Entre informaciones erróneas, la familia de Humberto entró en una ruleta de emociones, desde la angustia y la incertidumbre, a la felicidad que trajo la noticia de que Humberto seguía con vida. La prueba fue un video de seguridad que registró cómo el hombre corrió herido. El conductor fue transportado a la Clínica Country, al norte de Bogotá.
 
"Mi papá es conductor hace más o menos 20 años. Es padre de cuatro hijos de diferente esposa. Son dos esposas", relata Edwin Aldana, el segundo hijo de Humberto.

Edwin, operario en una fábrica de dulces, recuerda que su padre es "servicial y no tiene problemas con nadie. "Es un hombre guerrero y echado pa lante con su familia (...) Cuando estábamos chiquitos los acompañábamos en los paraderos", relata.
 
El conductor, quien se encuentra en la unidad de cuidados intensivos de la Clínica Country, tras sufrir gravemente el impacto del explosivo, tiene cuatro hijos, dos hombres y dos mujeres, ambas menores de edad y estudiantes de primaria y bachillerato.
 
Humberto vive con su esposa, Isabel Aparicio, y sus dos hijas, en el barrio La Libertad, en la localidad de Bosa.
 
La realidad de los cuatro jóvenes cambió este martes. Jimmy, de 35 años; Edwin, de 30 años; Diana Paola, de 14 años, y Claudia Milena, de 9 años, enfrentan una situación injusta, pero ante la positiva evolución médica de su padre, están optimistas.
 
"Ayer lo vimos mal. Hoy, muchísimo mejor. Pudo mover la mano que le recuperaron.

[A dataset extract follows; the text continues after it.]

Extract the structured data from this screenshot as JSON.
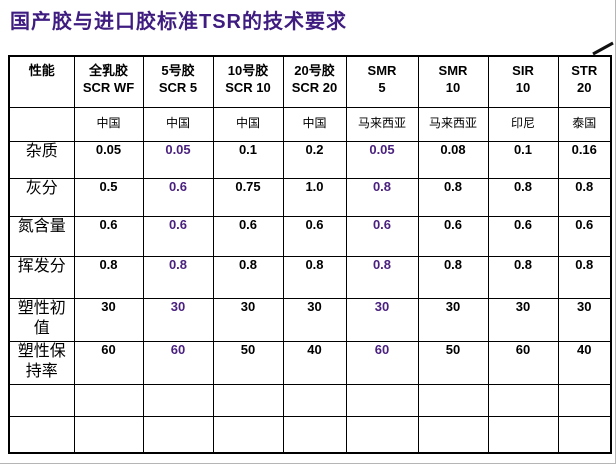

Gracias a Dios está mucho más estable. Mi padre ya abrió los ojitos, movió los deditos y su brazo derecho. El médico nos dio una esperanza hace unos minutos, cuando nos dijo que gracias a Dios, el cerebro de mi papá no tuvo ninguna afectación", cuenta Edwin, quien añade que Humberto deberá ser sometido a una cirugía de mandíbula.
 
Los primeros momentos angustiantes de la familia de Humberto corrieron por cuenta de las autoridades y los medios, que en medio del afán y la desesperación, registraron la muerte de Humberto.
 
"Mi esposa me llamó para decirme que había pasado un atentado y que parecía que era la buseta de mi papá. Luego, me llamaron para decirme que mi papá se había muerto. Fue un momento impactante, me lo dijeron así, seco. Fue un baldado de agua fría. Luego la esposa de mi papá me llamó para decirme que estaba vivo", relató.
 
"La noticia de mi hermano fue un momento terrible y de mucha angustia. Es terrible matar a gente inocente. No sabemos ni por qué hicieron eso. Lo único que sé es que Dios los perdonará (a los responsables del asesinato)", dijo María Teresa Aldana, hermana melliza de Humberto, quien aseguró que lamentaría cualquier consecuencia del atentado, así su hermano no hubiera sido uno de los heridos. "Si él no hubiera parado en ese momento, hubiera sido otra persona", dice.
 
Hace ocho años Humberto maneja la buseta que quedó destruida, un vehículo que era propiedad de María de Reyes, quien fue la primera en hablar sobre las cualidades del conductor.
 
"Humberto es un gran trabajador. Todos los días se levantaba a las 4 de la mañana para trabajar. Es una persona de toda mi confianza, pero gracias a Dios ya está confirmado que sigue con vida. Una persona como él, no lo volvemos a encontrar", dijo en su momento la mujer. "Es honesto, colaborador y compañerista", agregó la hija de María.
 
Edwin le relató a Semana.com que el próximo 30 de mayo su padre se pensionará. "En Bogotá todo es inseguro. La verdad, él ya estaba cansado". Después de este día tendrá más tiempo para jugar su deporte preferido: el tejo."Lo único que le deseo a mi padrecito es que mi Dios me lo bendiga y le dé mucha fuerza. Va a salir de esta calamidad", dice.